I have no idea. I am still teaching my kids not to use it, no matter how good it is for them.
6.27.2007 9:09am
Josh Barro:
This is why we needed Douglas Ginsburg on the court.
6.27.2007 10:45am
Mahlon:
This discussion seems beg a point I have often considered. 1) Because of the instant analysis these decisions now receive, is it possible or wise for the Court (especially Justice Alito, in this case) to issue revised opinions? I certainly see the dangers of such a practice, but I wonder whether Justice Alito, or anyone on the Court, saw the differing interpretations of his opinion. Eugene and Orin provide thoughtful comments which raise legitimate issues. Would it not be better if Alito's arguably controlling opinion were less susceptible to debate?

Again, the dangers of such a practice are obvious, but given that the Court would always make the ultimate decision on revision, would it not be wise?
6.27.2007 11:41am
abb3w:
OK, I'm just a computer geek, but isn't the question of the appropriate limits of free speech itself an inherently political topic? And as such, shouldn't a "Bong hits for Jesus" banner be nonsense just as protected as the classic "Abort the Gay Feminist Rasta Whales with a Nuclear Handgun for Comrade Jesus" button on my button jacket?
6.27.2007 11:43am
malviniaz (mail):
abb3w - Alito decided that BH4J had no discernible political message.
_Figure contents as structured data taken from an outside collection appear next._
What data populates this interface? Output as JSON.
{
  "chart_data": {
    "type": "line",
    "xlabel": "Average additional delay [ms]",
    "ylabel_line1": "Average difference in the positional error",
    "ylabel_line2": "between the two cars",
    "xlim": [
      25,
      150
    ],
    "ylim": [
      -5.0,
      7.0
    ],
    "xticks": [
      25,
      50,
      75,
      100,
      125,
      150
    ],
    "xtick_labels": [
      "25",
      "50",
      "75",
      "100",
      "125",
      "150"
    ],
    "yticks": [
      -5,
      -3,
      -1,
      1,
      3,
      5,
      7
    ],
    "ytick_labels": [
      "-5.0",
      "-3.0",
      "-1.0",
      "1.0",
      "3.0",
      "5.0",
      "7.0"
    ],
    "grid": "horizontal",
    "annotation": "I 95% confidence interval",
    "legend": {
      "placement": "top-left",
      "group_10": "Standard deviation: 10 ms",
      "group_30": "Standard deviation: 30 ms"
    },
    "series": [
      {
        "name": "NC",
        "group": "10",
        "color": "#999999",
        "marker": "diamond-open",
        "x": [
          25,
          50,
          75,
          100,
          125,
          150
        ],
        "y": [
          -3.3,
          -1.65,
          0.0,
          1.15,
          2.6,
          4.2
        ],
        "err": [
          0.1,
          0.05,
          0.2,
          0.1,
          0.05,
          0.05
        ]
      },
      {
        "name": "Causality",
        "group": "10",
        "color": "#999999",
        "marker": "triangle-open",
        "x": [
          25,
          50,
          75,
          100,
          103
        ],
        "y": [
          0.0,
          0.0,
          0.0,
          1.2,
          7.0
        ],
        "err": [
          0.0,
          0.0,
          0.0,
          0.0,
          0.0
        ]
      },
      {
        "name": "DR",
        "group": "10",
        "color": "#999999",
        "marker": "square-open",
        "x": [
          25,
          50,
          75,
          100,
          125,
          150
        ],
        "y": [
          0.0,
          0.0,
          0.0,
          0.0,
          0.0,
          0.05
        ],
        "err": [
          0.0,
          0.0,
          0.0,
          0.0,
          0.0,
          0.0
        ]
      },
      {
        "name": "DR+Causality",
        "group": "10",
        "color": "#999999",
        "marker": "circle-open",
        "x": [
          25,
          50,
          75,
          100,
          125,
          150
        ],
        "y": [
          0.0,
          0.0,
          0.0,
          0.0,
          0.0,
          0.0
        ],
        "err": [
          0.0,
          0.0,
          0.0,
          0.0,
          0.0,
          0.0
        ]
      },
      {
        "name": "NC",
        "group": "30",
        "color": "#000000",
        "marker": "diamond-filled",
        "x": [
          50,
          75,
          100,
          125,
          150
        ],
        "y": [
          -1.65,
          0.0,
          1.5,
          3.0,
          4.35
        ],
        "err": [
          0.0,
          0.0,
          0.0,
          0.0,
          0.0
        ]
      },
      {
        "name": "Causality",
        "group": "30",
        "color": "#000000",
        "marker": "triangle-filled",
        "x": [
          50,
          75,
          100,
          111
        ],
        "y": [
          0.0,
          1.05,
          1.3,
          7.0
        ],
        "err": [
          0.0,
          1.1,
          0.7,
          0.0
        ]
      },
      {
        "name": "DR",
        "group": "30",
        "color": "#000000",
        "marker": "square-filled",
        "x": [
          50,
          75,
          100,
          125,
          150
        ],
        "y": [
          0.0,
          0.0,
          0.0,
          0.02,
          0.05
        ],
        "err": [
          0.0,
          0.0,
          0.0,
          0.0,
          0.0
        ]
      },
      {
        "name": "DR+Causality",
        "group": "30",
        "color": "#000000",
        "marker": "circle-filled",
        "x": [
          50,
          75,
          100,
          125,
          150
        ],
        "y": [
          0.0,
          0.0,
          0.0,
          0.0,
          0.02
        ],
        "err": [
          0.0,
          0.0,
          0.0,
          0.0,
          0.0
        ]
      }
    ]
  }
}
[Alito joins the opinion insofar] it provides no support for any restriction of speech that can plausibly be interpreted as commenting on any political or social issue, including speech on issues such as the wisdom of the war on drugs or of legalizing marijuana for medicinal use. (internal quotes omitted, my emphasis).
6.27.2007 2:41pm
Elliot123 (mail):
It would appear the court did not follow the reasoning of its own opinion in deciding the case. Under Alito's doctrine, any and all political or social messages are protected. The kid's message has both a social and political component. Hence, the court disregarded Alito's doctrine. It's not the first time smart people have shot themselves in the foot trying to justify what they have done.